Donald Lipski’s The West (1987) stops a passerby in his tracks to get a closer look.Photo: Marsha Miller

The approval process for any proposal for the installation of a piece of public art on campus begins with the Subcommittee for the Review of Artwork (SRA), led by Ken Hale, chair of SRA and associate dean for the College of Fine Arts. The SRA formed to respond to requests from the public and the university community for works of art on campus. The SRA makes recommendations to the Faculty Building Advisory Committee, which then go on for approval by Employee and Campus Services before they are reviewed by the president’s Facilities and Space Council and passed on to the Board of Regents for final approval.

Landmarks is also making connections across campus.

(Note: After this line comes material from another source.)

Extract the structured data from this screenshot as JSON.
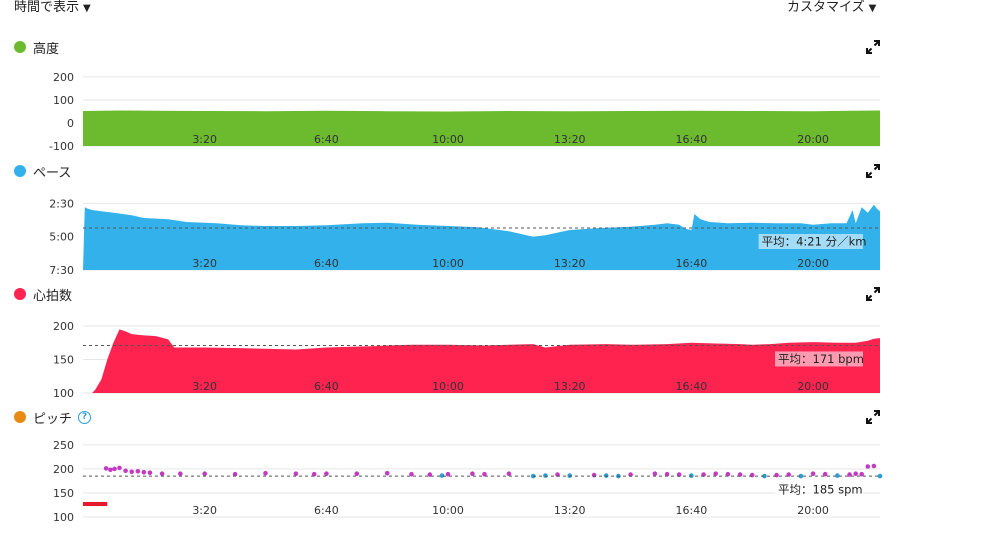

On Sept. 26, the university will be receiving a monumentally scaled work titled “Clock Knot” from artist Mark di Suvero–one of the most important artists of the 20th and 21st centuries. The dedication of his work coincides with the opening of the exhibition “Reimagining Space: The Park Place Gallery Group in 1960s New York” at the Blanton Museum of Art–an exhibition guest-curated by Art and Art History Professor Linda Henderson. Early examples of di Suvero’s work will be included in the Blanton exhibition that runs from Sept. 28 to Jan. 18, 2009.

“Clock Knot” will be installed on the northeast corner of Dean Keeton Street and Speedway, adjacent to the Cockrell School of Engineering. It’s a gargantuan work, 41 feet tall and constructed from intersecting steel beams with a circular ‘knotted’ center, suggesting a giant clock face with hands. It will be painted bright red once it’s constructed and installed. It’s a multi-ton visual manifestation made for that space as it exemplifies engineering principles of balance and force, and will likely become a landmark on campus, testimony to the transformational power of public art.